Allegoria di un quartiere dove la vita continuava, dopo l’omicidio di questo adolescente ucciso da un agente di polizia durante un controllo il 27 giugno 2023, con le stesse difficoltà quotidiane, deplorano residenti e associazioni.

Mohessine Charkaoui, 27 anni, era un “amico intimo di Nahel”. Con quattro amici ha realizzato questo affresco, riflesso della vita quotidiana qui: il kebab, il caffè, le moto da cross, la spianata soleggiata ai piedi delle famose torri di Nuages.

Ad essa si sovrappongono immagini più scure: la marcia dei bianchi, un’auto bruciata, la stanza disperatamente vuota dell’adolescente dove si trovano i caschi da motociclista e la bandiera del PSG.

“Grazie all’affresco abbiamo dimostrato di avere talento, (…) muoviamo qualche mattoncino e alla fine si forma un muro”, afferma entusiasta Mohessine.

È uno di quelli che la tragedia ha messo in luce, lui che ha creato un’associazione sportiva e si è inserito nella vita già movimentata del suo quartiere dopo la morte di Nahel e gli scontri che ne sono seguiti.

«Tutti i giovani del quartiere lo conoscono e lo seguono», riassume Loubna Benazzi, intervistata nei locali di Authenti-cité, a due passi dall’affresco.

Creata nel 1993, questa associazione che lei guida da sei anni lavora per compensare le carenze dello Stato, spiega: in particolare, fornisce sostegno educativo a un centinaio di giovani all’anno e fornisce pacchi alimentari a 250 famiglie.

Dai disordini, assicura Loubna Benazzi, non è cambiato nulla “e con un budget di 100.000 euro (…), stiamo lottando: abbiamo la fortuna che i sussidi non diminuiscono, ma non aumentano nemmeno” .

– Effetti postumi –

A queste difficoltà si aggiungono le conseguenze ancora visibili delle rivolte. “Le strade non sono state completamente riparate, abbiamo perso il centro fiscale in avenue Georges-Clémenceau”, si è rivolto alla prefettura, constata il direttore.

“I danni gravi agli edifici richiedono necessariamente più tempo, soprattutto a causa delle perizie (…) da realizzare”, si giustifica il municipio, invocando un’assicurazione “che non sta veramente al gioco”.
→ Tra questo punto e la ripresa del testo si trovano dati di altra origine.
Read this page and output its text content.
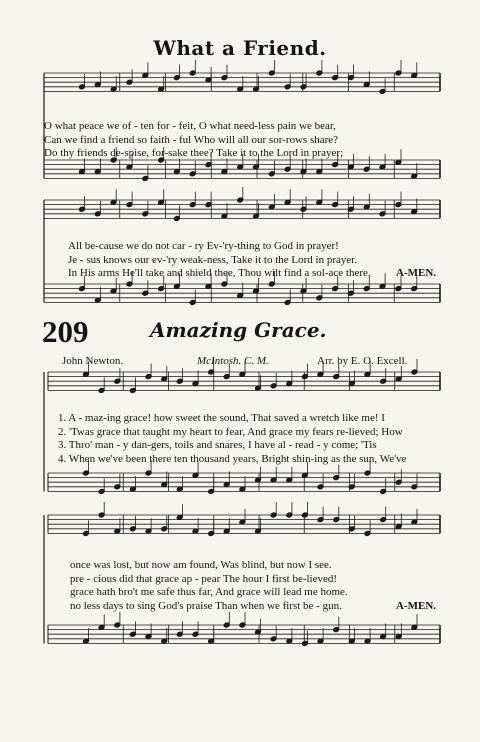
What a Friend.
O what peace we of - ten for - feit, O what need-less pain we bear,
Can we find a friend so faith - ful Who will all our sor-rows share?
Do thy friends de-spise, for-sake thee? Take it to the Lord in prayer;
All be-cause we do not car - ry Ev-'ry-thing to God in prayer!
Je - sus knows our ev-'ry weak-ness, Take it to the Lord in prayer.
In His arms He'll take and shield thee, Thou wilt find a sol-ace there.	A-MEN.
209	Amazing Grace.
John Newton.	McIntosh. C. M.	Arr. by E. O. Excell.
1. A - maz-ing grace! how sweet the sound, That saved a wretch like me! I
2. 'Twas grace that taught my heart to fear, And grace my fears re-lieved; How
3. Thro' man - y dan-gers, toils and snares, I have al - read - y come; 'Tis
4. When we've been there ten thousand years, Bright shin-ing as the sun, We've
once was lost, but now am found, Was blind, but now I see.
pre - cious did that grace ap - pear The hour I first be-lieved!
grace hath bro't me safe thus far, And grace will lead me home.
no less days to sing God's praise Than when we first be - gun.	A-MEN.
Tra gli edifici comunali, quattro hanno subito gravi danni, altri sei hanno subito danni, per un costo stimato di 5,2 milioni di euro, precisa il comune DVG.

Altro motivo di preoccupazione nella popolare cittadina dell’Hauts-de-Seine: la presenza della polizia, attribuita al passaggio della fiamma olimpica a fine luglio, alle operazioni antidroga “Place Nette” o ai disordini.

“Dopo Nahel è anche peggio”, lamenta Khadija Kammour, volontaria di Authenti-cité.

Questa visibilità sul campo complica il lavoro degli educatori specializzati, notano.

“Ho l’impressione che i giovani siano meno aperti allo scambio e un po’ più diffidenti”, afferma Damien Henique, ex educatore e capo dipartimento dell’associazione Les 4 Chemins di Nanterre.

Esiste tuttavia un “desiderio della città” di avere “politiche più favorevoli ai giovani dei quartieri”, ritiene la sua presidente Joëlle Vasnier, che ricorda che il marchio “Città educativa” riunisce i soggetti interessati all’istruzione del quartiere che beneficiano dei finanziamenti 1,29 milioni di euro in tre anni.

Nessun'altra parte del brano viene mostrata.